By inserting the baby’s brain into its mother’s skull, Godwin granted a new life to Victoria’s child inside the mother’s body. As a result, Bella came to be— a toddler stuck inside a grown woman’s body. However, as a positive complication of the procedure, Bella’s brain matured at an accelerated rate than normal babies.
Consequently, instead of a normal two-year window for her to develop speech, Bella makes rapid progress, with a couple dozen words per day. However, the film focuses less so on Bella’s arrival into life— as anomalous as it may be— and dives into the life Bella seeks for herself in her growing years as her mind ages, without synchronization to her 30-year-old body.
Bella’s Mental Age Throughout The Film
After her introduction as a toddler in a woman’s body, Bella grows as the plot progresses, with her brain catching up to her physical adulthood much faster than a normal baby’s brain. Nevertheless, due to the accelerated pace, the woman isn’t introduced to general society’s conventions and regulations in the same way that everyone else is. As such, her innate curiosity, lack of self-consciousness, and shameless disposition allow her to develop in a unique manner.
Although Bella develops in accordance with her brain chemistry— an imperceptible characteristic— her experiences also shape her. At first, Bella only cares about fulfilling her needs and needs anything and everything that rouses her curiosity. Even though Bella’s brain is still developing, she exists in a mature body, retaining an adult’s libido and sexuality. As a result, she adopts a fascination with sexual pleasure since her mind is experiencing the situation for the first time. Given the childish demeanor that viewers come to associate with Bella, the woman’s adventures— significantly revolving around a hedonistic chase after sexual pleasure— may come as a jarring development.
Yet, it becomes a cornerstone for Bella’s character and her growth. While the woman still retains her grammatically unsound sentence structures and tempestuous tantrums, she embarks on the global trip with the sordid Duncan Wedderburn. Since Bella has only spent her life locked in Godwin’s house, her new pleasure-seeking lifestyle with Duncan of food and sex suits her well.
However, Bella’s experiences inform her character’s growth. When she’s with Godwin, she learns philosophies that include words such as empirical. Likewise, when she’s with Duncan, she learns experiences around pastry and bananas. Through it all, she still retains her sense of wonderment and curiosity. Nevertheless, she’s confined by the men in her life and their expectations of her.

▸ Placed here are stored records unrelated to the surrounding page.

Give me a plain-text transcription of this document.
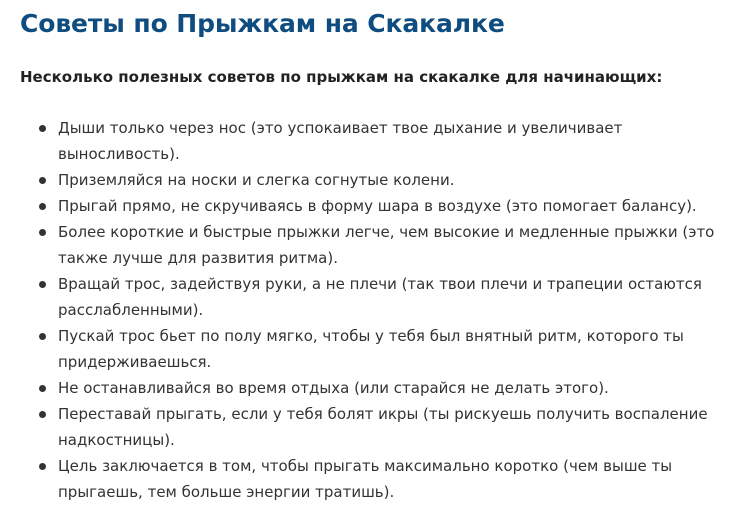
Советы по Прыжкам на Скакалке

Несколько полезных советов по прыжкам на скакалке для начинающих:

Дыши только через нос (это успокаивает твое дыхание и увеличивает выносливость).
Приземляйся на носки и слегка согнутые колени.
Прыгай прямо, не скручиваясь в форму шара в воздухе (это помогает балансу).
Более короткие и быстрые прыжки легче, чем высокие и медленные прыжки (это также лучше для развития ритма).
Вращай трос, задействуя руки, а не плечи (так твои плечи и трапеции остаются расслабленными).
Пускай трос бьет по полу мягко, чтобы у тебя был внятный ритм, которого ты придерживаешься.
Не останавливайся во время отдыха (или старайся не делать этого).
Переставай прыгать, если у тебя болят икры (ты рискуешь получить воспаление надкостницы).
Цель заключается в том, чтобы прыгать максимально коротко (чем выше ты прыгаешь, тем больше энергии тратишь).
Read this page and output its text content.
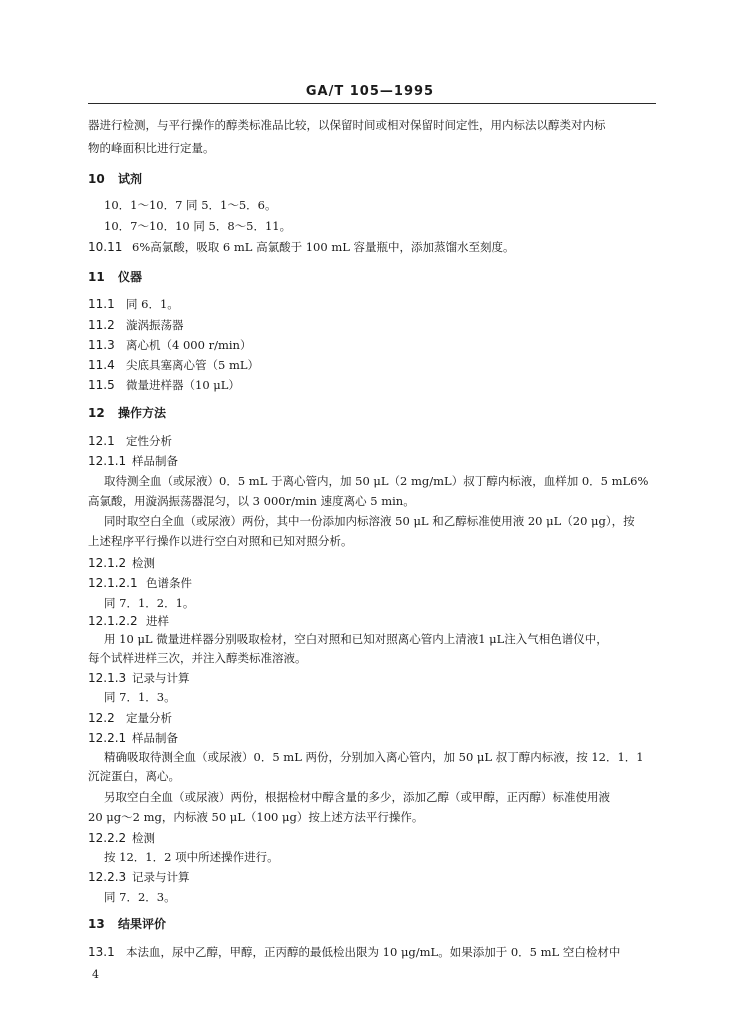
GA/T 105—1995
器进行检测，与平行操作的醇类标准品比较，以保留时间或相对保留时间定性，用内标法以醇类对内标
物的峰面积比进行定量。
10 试剂
10．1～10．7 同 5．1～5．6。
10．7～10．10 同 5．8～5．11。
10.11 6%高氯酸，吸取 6 mL 高氯酸于 100 mL 容量瓶中，添加蒸馏水至刻度。
11 仪器
11.1 同 6．1。
11.2 漩涡振荡器
11.3 离心机（4 000 r/min）
11.4 尖底具塞离心管（5 mL）
11.5 微量进样器（10 μL）
12 操作方法
12.1 定性分析
12.1.1 样品制备
取待测全血（或尿液）0．5 mL 于离心管内，加 50 μL（2 mg/mL）叔丁醇内标液，血样加 0．5 mL6%
高氯酸，用漩涡振荡器混匀，以 3 000r/min 速度离心 5 min。
同时取空白全血（或尿液）两份，其中一份添加内标溶液 50 μL 和乙醇标准使用液 20 μL（20 μg），按
上述程序平行操作以进行空白对照和已知对照分析。
12.1.2 检测
12.1.2.1 色谱条件
同 7．1．2．1。
12.1.2.2 进样
用 10 μL 微量进样器分别吸取检材，空白对照和已知对照离心管内上清液1 μL注入气相色谱仪中，
每个试样进样三次，并注入醇类标准溶液。
12.1.3 记录与计算
同 7．1．3。
12.2 定量分析
12.2.1 样品制备
精确吸取待测全血（或尿液）0．5 mL 两份，分别加入离心管内，加 50 μL 叔丁醇内标液，按 12．1．1
沉淀蛋白，离心。
另取空白全血（或尿液）两份，根据检材中醇含量的多少，添加乙醇（或甲醇，正丙醇）标准使用液
20 μg～2 mg，内标液 50 μL（100 μg）按上述方法平行操作。
12.2.2 检测
按 12．1．2 项中所述操作进行。
12.2.3 记录与计算
同 7．2．3。
13 结果评价
13.1 本法血，尿中乙醇，甲醇，正丙醇的最低检出限为 10 μg/mL。如果添加于 0．5 mL 空白检材中
4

As such, Bella’s trip aboard a cruise, where she meets aged Martha and cynical Harry, marks a significant chapter in her life. During this time, Bella learns brand-new philosophies that revolve around ethics and politics. As a result, her character grows further. She sheds her half-formed sentences for intelligent, if unconventional, thought born from an unshakeable desire to learn and grow. Ultimately, her willful employment at a French brothel provides her the freedom to explore her self-identity. Thus, she attends public surgeries, engages in political and academic thought, and creates a personhood for herself.
Throughout the film, Bella grows and evolves in a distinct fashion that cannot be tracked since her experiences mold her mental age much more significantly than time seems to. Over the course of her adventures from Godwin’s house to France, the woman ages from 2 years old to 20 in the span of several months. Experiencing life as a woman unbridled by society’s projected and injected rules, Bella blazes her own path and reaches a fast-paced maturity.